Sabato 05 gennaio 2019:  Ore 20.00 Tombolata Parrocchiale (Sala S. Annibale)

 

 

 

 

 

 

DOMENICA 06 gennaio 2019 solennita’ dell’Epifania

 

 

 

A tutte le SS. Messe: Bacio del S. Bambino

Ore 10.30: I Magi bambini al suon di zampogna rendono omaggio a Gesu’ Bambino

Ore 16.30: Arrivo dei Re Magi in Parrocchia per la gioia di tutti i bambini

Ore 18.00: Funzione Natalizia delle “Polizzine 2019”

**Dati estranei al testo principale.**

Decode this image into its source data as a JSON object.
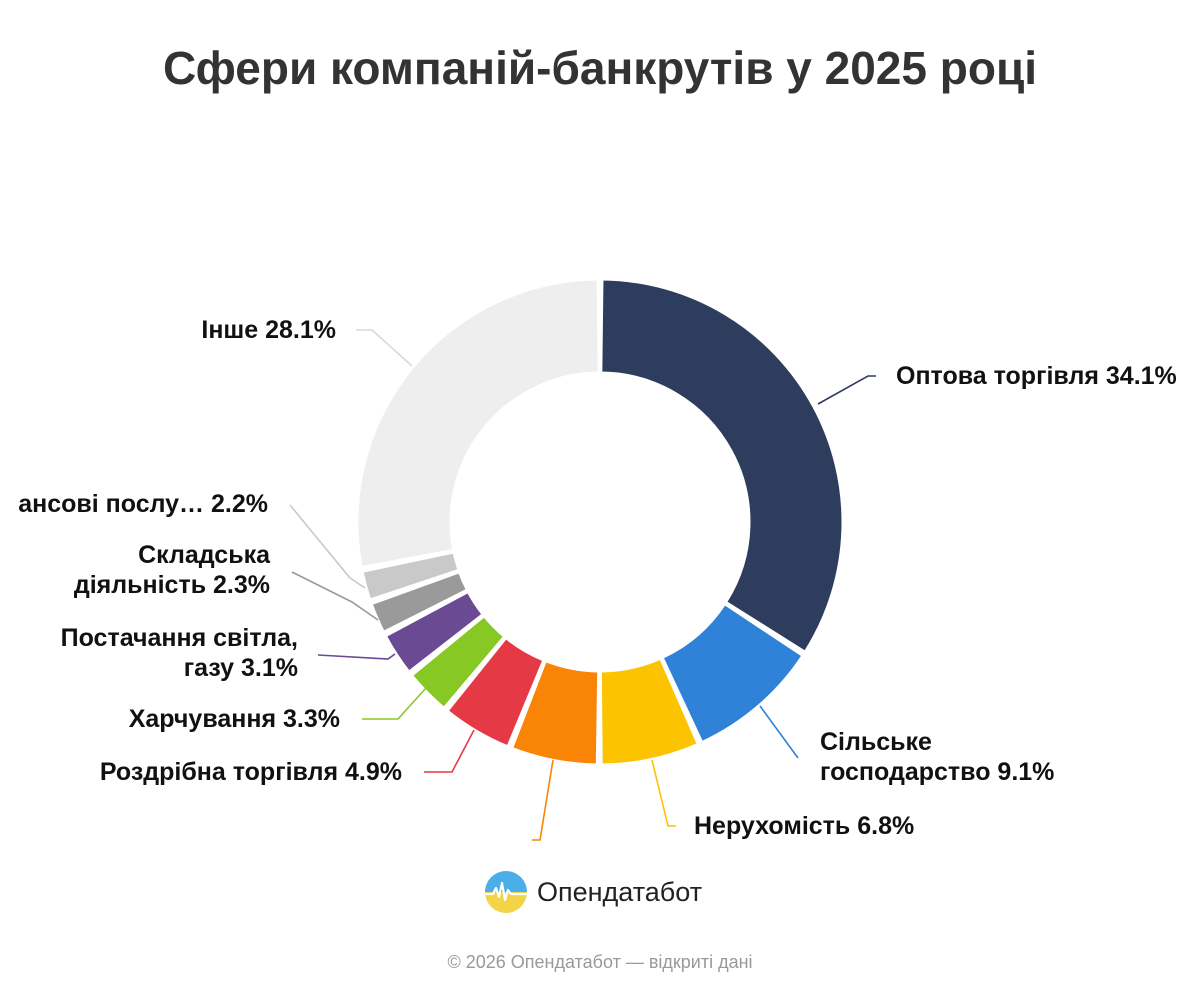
{
  "chart_data": {
    "type": "pie",
    "title": "Сфери компаній-банкрутів у 2025 році",
    "slices": [
      {
        "name": "Оптова торгівля",
        "value": 34.1,
        "color": "#2e3d5e",
        "label": "Оптова торгівля 34.1%"
      },
      {
        "name": "Сільське господарство",
        "value": 9.1,
        "color": "#2f82d8",
        "label": "Сільське господарство 9.1%"
      },
      {
        "name": "Нерухомість",
        "value": 6.8,
        "color": "#fcc300",
        "label": "Нерухомість 6.8%"
      },
      {
        "name": "",
        "value": 6.0,
        "color": "#fa8405",
        "label": ""
      },
      {
        "name": "Роздрібна торгівля",
        "value": 4.9,
        "color": "#e63946",
        "label": "Роздрібна торгівля 4.9%"
      },
      {
        "name": "Харчування",
        "value": 3.3,
        "color": "#88c825",
        "label": "Харчування 3.3%"
      },
      {
        "name": "Постачання світла, газу",
        "value": 3.1,
        "color": "#6a4a93",
        "label": "Постачання світла, газу 3.1%"
      },
      {
        "name": "Складська діяльність",
        "value": 2.3,
        "color": "#9a9a9a",
        "label": "Складська діяльність 2.3%"
      },
      {
        "name": "ансові послу…",
        "value": 2.2,
        "color": "#c9c9c9",
        "label": "ансові послу… 2.2%"
      },
      {
        "name": "Інше",
        "value": 28.1,
        "color": "#eeeeee",
        "label": "Інше 28.1%"
      }
    ],
    "labels_display": [
      [
        "Оптова торгівля 34.1%"
      ],
      [
        "Сільське",
        "господарство 9.1%"
      ],
      [
        "Нерухомість 6.8%"
      ],
      [],
      [
        "Роздрібна торгівля 4.9%"
      ],
      [
        "Харчування 3.3%"
      ],
      [
        "Постачання світла,",
        "газу 3.1%"
      ],
      [
        "Складська",
        "діяльність 2.3%"
      ],
      [
        "ансові послу… 2.2%"
      ],
      [
        "Інше 28.1%"
      ]
    ]
  },
  "title": "Сфери компаній-банкрутів у 2025 році",
  "brand": {
    "name": "Опендатабот",
    "icon": "opendatabot-logo-icon"
  },
  "footer": "© 2026 Опендатабот — відкриті дані"
}
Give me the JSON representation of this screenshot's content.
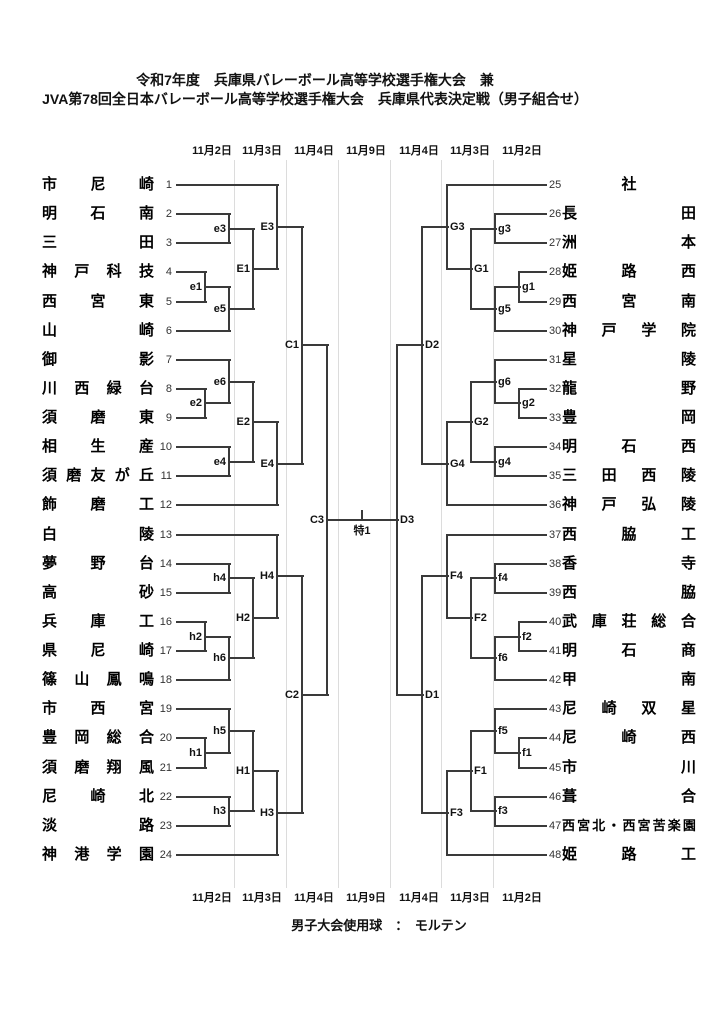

(Vespri solenni dell’Epifania, processione di Gesù Bambino ed estrazione della Polizzina)

 

 

 

 

 

Preghiera per i Malati: 7 Gennaio ore 18.00

Primo lunedì del mese: non perdiamo l’appuntamento con la preghiera di intercessione per i malati, animata dalla comunita’ di S. Egidio.

 

 

 PROGRAMMA DELL’ANNO EUCARISTICO

 

VENERDI’ 11 GENNAIO ALLE ORE 19.30

MONS. MARCO FRISINA  

TERRA’ UNA CONFERENZA SULL’EUCARISTIA.

NON PERDIAMO QUESTO APPUNTAMENTO COSI’ PREZIOSO!

 

 

 

 

Raccolta Emergenza Freddo

 

Se prendete una stampa sacra o un calendario in fondo alla chiesamettendo un’offerta di almeno 5,00 euro nella bussola accantopotrete contribuire a soccorrere i nostri fratelli che vivono per strada, soprattutto in questi giorni di grande freddo.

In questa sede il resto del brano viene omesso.